SOLUTION: Train the model as your robot will see the object.
Image Continuity Problems
PROBLEM: Every single image that TensorFlow is presented with should be considered a real and valid image for TensorFlow to train with - as in you always expect TensorFlow to recognize that object image and orientation as the object. Here is a sampling of the images you’re providing:
There is no way TensorFlow is going to provide a good model with such variance - if this is all a human ever sees of the object, there’s no way they could recognize it and differentiate it from other objects. With these images, TensorFlow is guaranteed to not train properly.
SOLUTION: When you have images you don’t want TensorFlow to see, use the “Ignore Frame” checkbox on the image frame within the video to exclude the frame from the TensorFlow training data set.
Please learn from my mistakes
PROBLEM: I’ve already spent over a hundred hours training TensorFlow models to recognize a Pixel. That’s what the default model is trained on that is shipped with the FTC SDK (when you use any of the standard sample TensorFlow programs, the default model is loaded). I gave a pretty thorough writeup here: TensorFlow for CENTERSTAGE with my findings. Because of the properties/geometries of the Pixel, I found out that I could not train TensorFlow to recognize the object from specific angles. Please read that document incredibly thoroughly.
PROBLEM: When you have very very large images, like the 4K video that you provided, you run the risk of blowing the GPU memory used to train a model. As discussed in the documentation, training on ftc-ml uses 32 images in a training step - that means 32 images have to be loaded into the GPU memory at once to be trained. Each 4K image is about 8MB, so 32 images is around 256MB, which happens to be the exact storage capacity of the GPUs that we’re currently using. However, more than just images are stored for a training run, so you exceed the memory capacity of the GPU and the training fails because the training system under the hood runs out of memory. Unfortunately we cannot programmatically detect this and throw an appropriate error, I had to run the Administrative_Test model that you saw and look at the Google Cloud Project log files to determine what was happening.
SOLUTION: Use a smaller resolution.
I hope this information helps you in your next attempt at training a model.
Thank you ddiaz.
We’ll upload a video with a lower resolution. Our object orientation may not be practical on the field, but we just wanted to test how the tool worked to have the model ready as fast as possible when we make our team prop and decided to test it with a pixel.
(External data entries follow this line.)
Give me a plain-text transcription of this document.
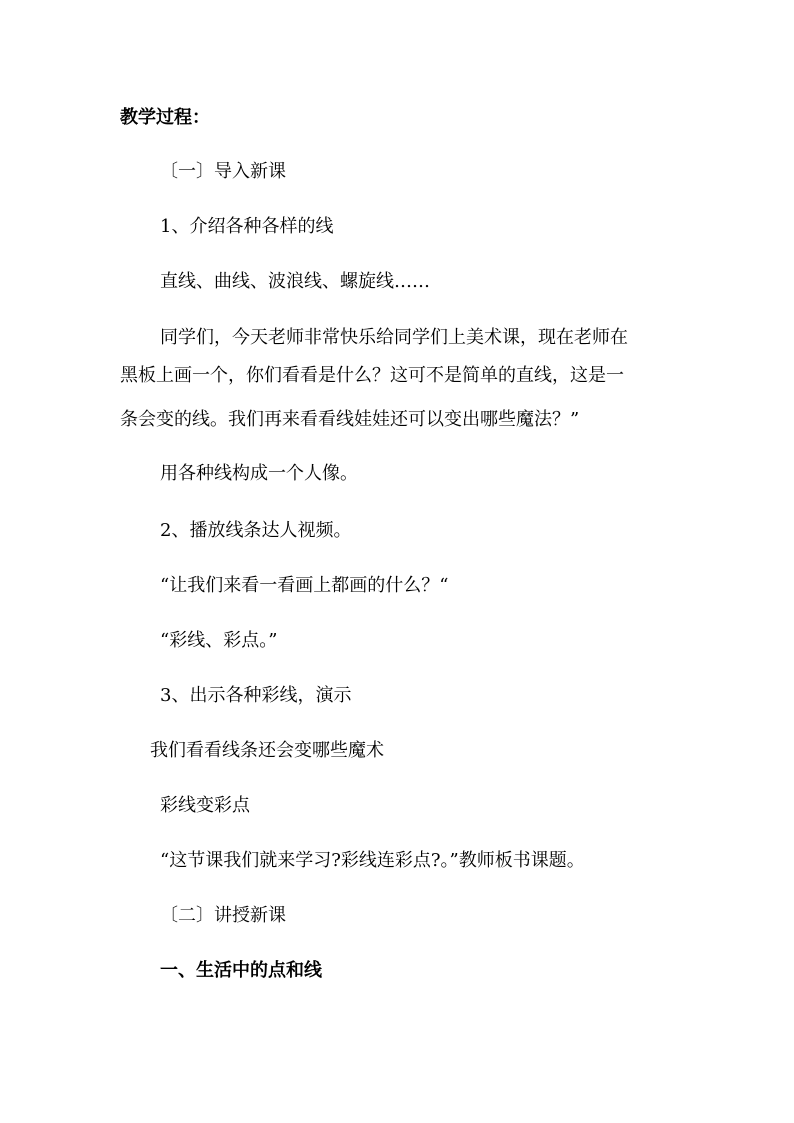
教学过程：
〔一〕导入新课
1、介绍各种各样的线
直线、曲线、波浪线、螺旋线……
同学们，今天老师非常快乐给同学们上美术课，现在老师在
黑板上画一个，你们看看是什么？这可不是简单的直线，这是一
条会变的线。我们再来看看线娃娃还可以变出哪些魔法？”
用各种线构成一个人像。
2、播放线条达人视频。
“让我们来看一看画上都画的什么？“
“彩线、彩点。”
3、出示各种彩线，演示
我们看看线条还会变哪些魔术
彩线变彩点
“这节课我们就来学习?彩线连彩点?。”教师板书课题。
〔二〕讲授新课
一、生活中的点和线
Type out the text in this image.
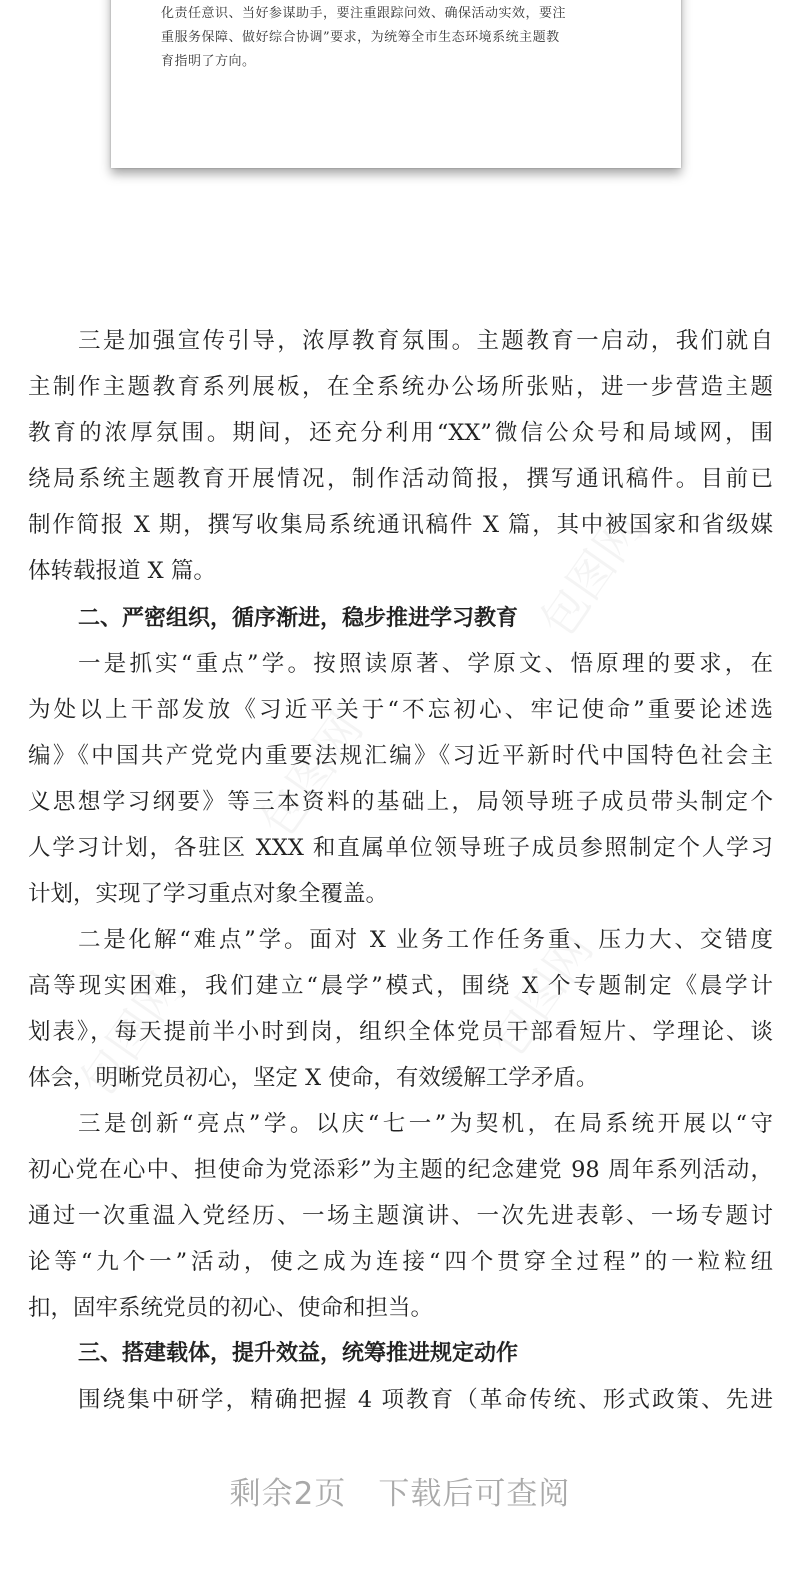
化责任意识、当好参谋助手，要注重跟踪问效、确保活动实效，要注
重服务保障、做好综合协调”要求，为统筹全市生态环境系统主题教
育指明了方向。
三是加强宣传引导，浓厚教育氛围。主题教育一启动，我们就自
主制作主题教育系列展板，在全系统办公场所张贴，进一步营造主题
教育的浓厚氛围。期间，还充分利用“XX”微信公众号和局域网，围
绕局系统主题教育开展情况，制作活动简报，撰写通讯稿件。目前已
制作简报 X 期，撰写收集局系统通讯稿件 X 篇，其中被国家和省级媒
体转载报道 X 篇。
二、严密组织，循序渐进，稳步推进学习教育
一是抓实“重点”学。按照读原著、学原文、悟原理的要求，在
为处以上干部发放《习近平关于“不忘初心、牢记使命”重要论述选
编》《中国共产党党内重要法规汇编》《习近平新时代中国特色社会主
义思想学习纲要》等三本资料的基础上，局领导班子成员带头制定个
人学习计划，各驻区 XXX 和直属单位领导班子成员参照制定个人学习
计划，实现了学习重点对象全覆盖。
二是化解“难点”学。面对 X 业务工作任务重、压力大、交错度
高等现实困难，我们建立“晨学”模式，围绕 X 个专题制定《晨学计
划表》，每天提前半小时到岗，组织全体党员干部看短片、学理论、谈
体会，明晰党员初心，坚定 X 使命，有效缓解工学矛盾。
三是创新“亮点”学。以庆“七一”为契机，在局系统开展以“守
初心党在心中、担使命为党添彩”为主题的纪念建党 98 周年系列活动，
通过一次重温入党经历、一场主题演讲、一次先进表彰、一场专题讨
论等“九个一”活动，使之成为连接“四个贯穿全过程”的一粒粒纽
扣，固牢系统党员的初心、使命和担当。
三、搭建载体，提升效益，统筹推进规定动作
围绕集中研学，精确把握 4 项教育（革命传统、形式政策、先进
剩余2页　下载后可查阅
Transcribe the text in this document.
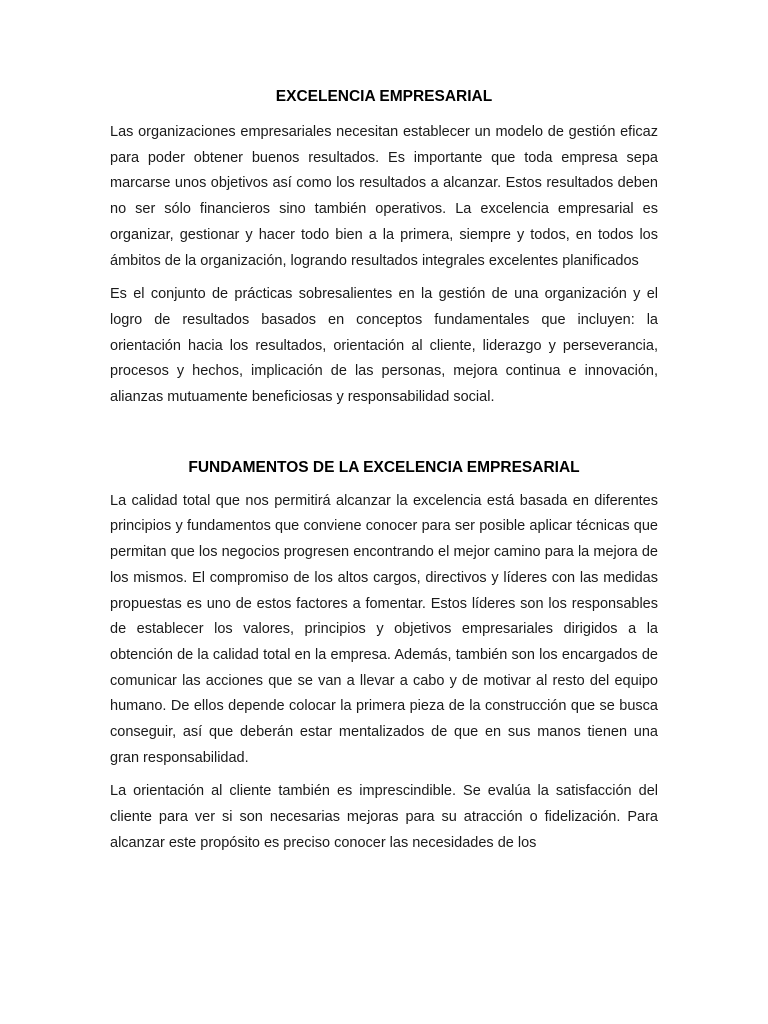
EXCELENCIA EMPRESARIAL

Las organizaciones empresariales necesitan establecer un modelo de gestión eficaz para poder obtener buenos resultados. Es importante que toda empresa sepa marcarse unos objetivos así como los resultados a alcanzar. Estos resultados deben no ser sólo financieros sino también operativos. La excelencia empresarial es organizar, gestionar y hacer todo bien a la primera, siempre y todos, en todos los ámbitos de la organización, logrando resultados integrales excelentes planificados

Es el conjunto de prácticas sobresalientes en la gestión de una organización y el logro de resultados basados en conceptos fundamentales que incluyen: la orientación hacia los resultados, orientación al cliente, liderazgo y perseverancia, procesos y hechos, implicación de las personas, mejora continua e innovación, alianzas mutuamente beneficiosas y responsabilidad social.

FUNDAMENTOS DE LA EXCELENCIA EMPRESARIAL

La calidad total que nos permitirá alcanzar la excelencia está basada en diferentes principios y fundamentos que conviene conocer para ser posible aplicar técnicas que permitan que los negocios progresen encontrando el mejor camino para la mejora de los mismos. El compromiso de los altos cargos, directivos y líderes con las medidas propuestas es uno de estos factores a fomentar. Estos líderes son los responsables de establecer los valores, principios y objetivos empresariales dirigidos a la obtención de la calidad total en la empresa. Además, también son los encargados de comunicar las acciones que se van a llevar a cabo y de motivar al resto del equipo humano. De ellos depende colocar la primera pieza de la construcción que se busca conseguir, así que deberán estar mentalizados de que en sus manos tienen una gran responsabilidad.

La orientación al cliente también es imprescindible. Se evalúa la satisfacción del cliente para ver si son necesarias mejoras para su atracción o fidelización. Para alcanzar este propósito es preciso conocer las necesidades de los
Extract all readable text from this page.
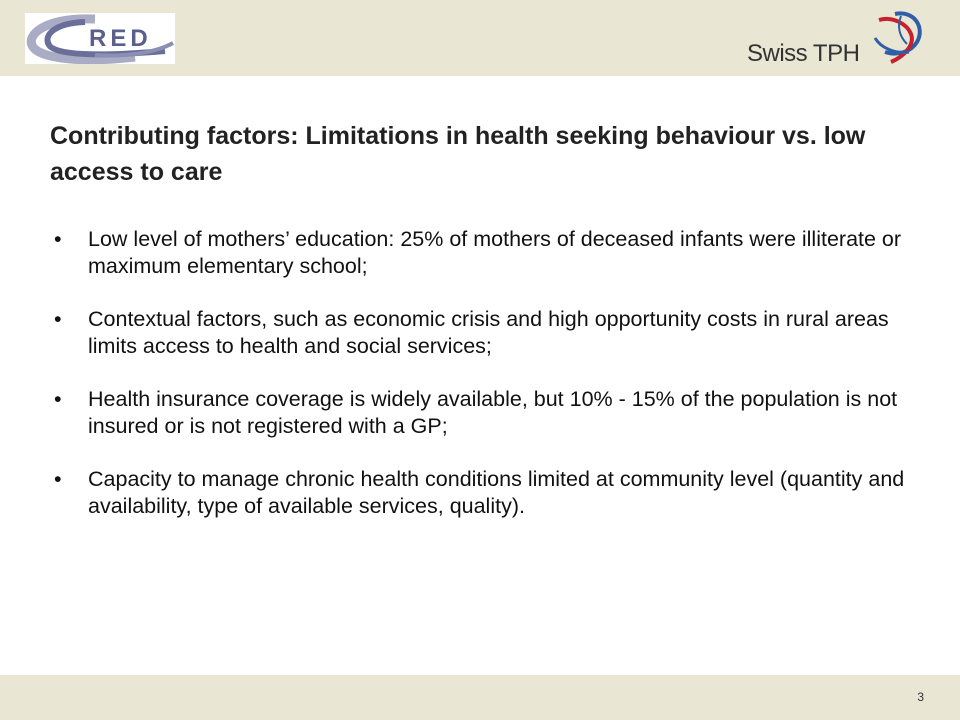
RED
Swiss TPH
Contributing factors: Limitations in health seeking behaviour vs. low access to care
• Low level of mothers’ education: 25% of mothers of deceased infants were illiterate or maximum elementary school;
• Contextual factors, such as economic crisis and high opportunity costs in rural areas limits access to health and social services;
• Health insurance coverage is widely available, but 10% - 15% of the population is not insured or is not registered with a GP;
• Capacity to manage chronic health conditions limited at community level (quantity and availability, type of available services, quality).
3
We’ll also try to only keep the good frames.
Also, how is it that the high resolution images use that much GPU memory if they are resized before training the model?
The scaling happens during the training process. When we build a machine learning dataset and prepare the training to use a pre-built model (like the 320x320 standard model size), none of the component systems knows (or cares) exactly what sizes the two datasets are. We also don’t know the exact process that the images are downscaled, that’s included in the “black magic” once we hand off your images to the Google Machine Learning APIs that eventually spit back out the model. All we’re told is that the input images are processed to match the resolution of the model during training.